Depression is a complex psychological diagnosis that involves various factors including genetic predisposition, personality, and brain chemistry. According to new research, depression also affects the brains of males and females differently.
Generally, females in their adolescent years are more at risk for depression, as they face several issues that do not typically occur in males. These include body image issues, hormone fluctuations, and genetic factors. However, the way the disorder manifests and its consequences may have more of an impact when it comes to differences between both sexes.
“Men are more liable to suffer from persistent depression, whereas in women depression tends to be more episodic. Compared with women, depressed men are also more likely to suffer serious consequences from their depression, such as substance abuse and suicide,” explains Jie-Yu Chuang, a researcher at the University of Cambridge, and an author on the study.
To further investigate the impact depression has on the sexes, a study was carried out to determine the differences. A total of 82 females and 24 males took part in the study, all of which were between 11 and 18 years of age who had suffered from depression. An additional 24 females and 10 males were included as healthy controls.

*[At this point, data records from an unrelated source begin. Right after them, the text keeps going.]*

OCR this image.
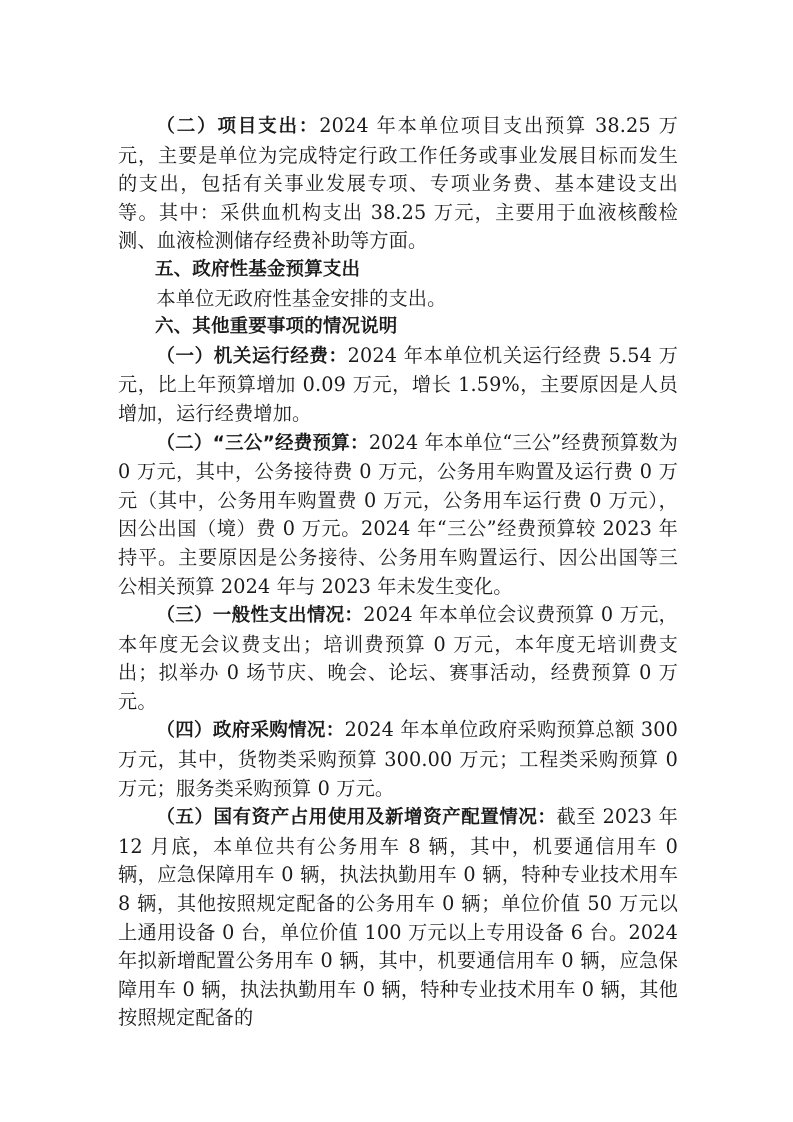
（二）项目支出：2024 年本单位项目支出预算 38.25 万元，主要是单位为完成特定行政工作任务或事业发展目标而发生的支出，包括有关事业发展专项、专项业务费、基本建设支出等。其中：采供血机构支出 38.25 万元，主要用于血液核酸检测、血液检测储存经费补助等方面。

五、政府性基金预算支出

本单位无政府性基金安排的支出。

六、其他重要事项的情况说明

（一）机关运行经费：2024 年本单位机关运行经费 5.54 万元，比上年预算增加 0.09 万元，增长 1.59%，主要原因是人员增加，运行经费增加。

（二）“三公”经费预算：2024 年本单位“三公”经费预算数为 0 万元，其中，公务接待费 0 万元，公务用车购置及运行费 0 万元（其中，公务用车购置费 0 万元，公务用车运行费 0 万元），因公出国（境）费 0 万元。2024 年“三公”经费预算较 2023 年持平。主要原因是公务接待、公务用车购置运行、因公出国等三公相关预算 2024 年与 2023 年未发生变化。

（三）一般性支出情况：2024 年本单位会议费预算 0 万元，本年度无会议费支出；培训费预算 0 万元，本年度无培训费支出；拟举办 0 场节庆、晚会、论坛、赛事活动，经费预算 0 万元。

（四）政府采购情况：2024 年本单位政府采购预算总额 300 万元，其中，货物类采购预算 300.00 万元；工程类采购预算 0 万元；服务类采购预算 0 万元。

（五）国有资产占用使用及新增资产配置情况：截至 2023 年 12 月底，本单位共有公务用车 8 辆，其中，机要通信用车 0 辆，应急保障用车 0 辆，执法执勤用车 0 辆，特种专业技术用车 8 辆，其他按照规定配备的公务用车 0 辆；单位价值 50 万元以上通用设备 0 台，单位价值 100 万元以上专用设备 6 台。2024 年拟新增配置公务用车 0 辆，其中，机要通信用车 0 辆，应急保障用车 0 辆，执法执勤用车 0 辆，特种专业技术用车 0 辆，其他按照规定配备的
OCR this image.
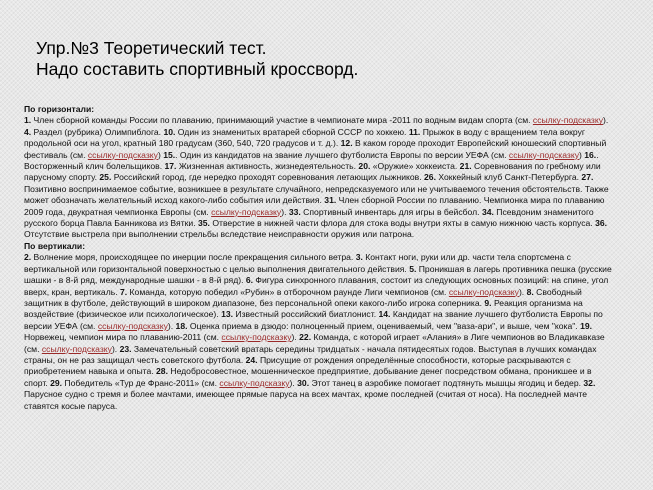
Упр.№3 Теоретический тест.
Надо составить спортивный кроссворд.
По горизонтали:

1. Член сборной команды России по плаванию, принимающий участие в чемпионате мира -2011 по водным видам спорта (см. ссылку-подсказку). 4. Раздел (рубрика) Олимпиблога. 10. Один из знаменитых вратарей сборной СССР по хоккею. 11. Прыжок в воду с вращением тела вокруг продольной оси на угол, кратный 180 градусам (360, 540, 720 градусов и т. д.). 12. В каком городе проходит Европейский юношеский спортивный фестиваль (см. ссылку-подсказку) 15.. Один из кандидатов на звание лучшего футболиста Европы по версии УЕФА (см. ссылку-подсказку) 16.. Восторженный клич болельщиков. 17. Жизненная активность, жизнедеятельность. 20. «Оружие» хоккеиста. 21. Соревнования по гребному или парусному спорту. 25. Российский город, где нередко проходят соревнования летающих лыжников. 26. Хоккейный клуб Санкт-Петербурга. 27. Позитивно воспринимаемое событие, возникшее в результате случайного, непредсказуемого или не учитываемого течения обстоятельств. Также может обозначать желательный исход какого-либо события или действия. 31. Член сборной России по плаванию. Чемпионка мира по плаванию 2009 года, двукратная чемпионка Европы (см. ссылку-подсказку). 33. Спортивный инвентарь для игры в бейсбол. 34. Псевдоним знаменитого русского борца Павла Банникова из Вятки. 35. Отверстие в нижней части флора для стока воды внутри яхты в самую нижнюю часть корпуса. 36. Отсутствие выстрела при выполнении стрельбы вследствие неисправности оружия или патрона.

По вертикали:

2. Волнение моря, происходящее по инерции после прекращения сильного ветра. 3. Контакт ноги, руки или др. части тела спортсмена с вертикальной или горизонтальной поверхностью с целью выполнения двигательного действия. 5. Проникшая в лагерь противника пешка (русские шашки - в 8-й ряд, международные шашки - в 8-й ряд). 6. Фигура синхронного плавания, состоит из следующих основных позиций: на спине, угол вверх, кран, вертикаль. 7. Команда, которую победил «Рубин» в отборочном раунде Лиги чемпионов (см. ссылку-подсказку). 8. Свободный защитник в футболе, действующий в широком диапазоне, без персональной опеки какого-либо игрока соперника. 9. Реакция организма на воздействие (физическое или психологическое). 13. Известный российский биатлонист. 14. Кандидат на звание лучшего футболиста Европы по версии УЕФА (см. ссылку-подсказку). 18. Оценка приема в дзюдо: полноценный прием, оцениваемый, чем "ваза-ари", и выше, чем "кока". 19. Норвежец, чемпион мира по плаванию-2011 (см. ссылку-подсказку). 22. Команда, с которой играет «Алания» в Лиге чемпионов во Владикавказе (см. ссылку-подсказку). 23. Замечательный советский вратарь середины тридцатых - начала пятидесятых годов. Выступая в лучших командах страны, он не раз защищал честь советского футбола. 24. Присущие от рождения определённые способности, которые раскрываются с приобретением навыка и опыта. 28. Недобросовестное, мошенническое предприятие, добывание денег посредством обмана, проникшее и в спорт. 29. Победитель «Тур де Франс-2011» (см. ссылку-подсказку). 30. Этот танец в аэробике помогает подтянуть мышцы ягодиц и бедер. 32. Парусное судно с тремя и более мачтами, имеющее прямые паруса на всех мачтах, кроме последней (считая от носа). На последней мачте ставятся косые паруса.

Images of each participant’s brain were taken via MRI (magnetic resonance imaging) while happy, sad, or neutral words were flashed on the screen.
Brain activity was measured throughout the study, as the subjects either pressed or did not press a button when certain words appeared.

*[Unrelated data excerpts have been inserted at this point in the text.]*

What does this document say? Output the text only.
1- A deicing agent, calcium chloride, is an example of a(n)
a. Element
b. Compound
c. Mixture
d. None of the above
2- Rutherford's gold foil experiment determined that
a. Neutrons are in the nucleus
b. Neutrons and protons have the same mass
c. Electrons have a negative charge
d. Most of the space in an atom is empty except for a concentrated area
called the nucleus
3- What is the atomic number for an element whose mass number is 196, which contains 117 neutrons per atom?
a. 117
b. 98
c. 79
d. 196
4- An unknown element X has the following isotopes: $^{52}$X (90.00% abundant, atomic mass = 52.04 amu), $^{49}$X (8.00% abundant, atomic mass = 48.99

Differences in brain activity found
The researchers noticed that when a certain pattern of words was displayed, depression affected brain activity differently in the boys and girls in brain regions.
“Our finding suggests that early in adolescence, depression might affect the brain differently between boys and girls. Sex-specific treatment and prevention strategies for depression should be considered early in adolescence. Hopefully, these early interventions could alter the disease trajectory before things get worse,” said Chuang.
The researchers feel that more research is needed to determine why a difference was seen at all between the males and females. More females took part in this particular study do to the fact that depression is more commonly found in this population. Despite this, the researchers want to recruit more males if a large study was to be done.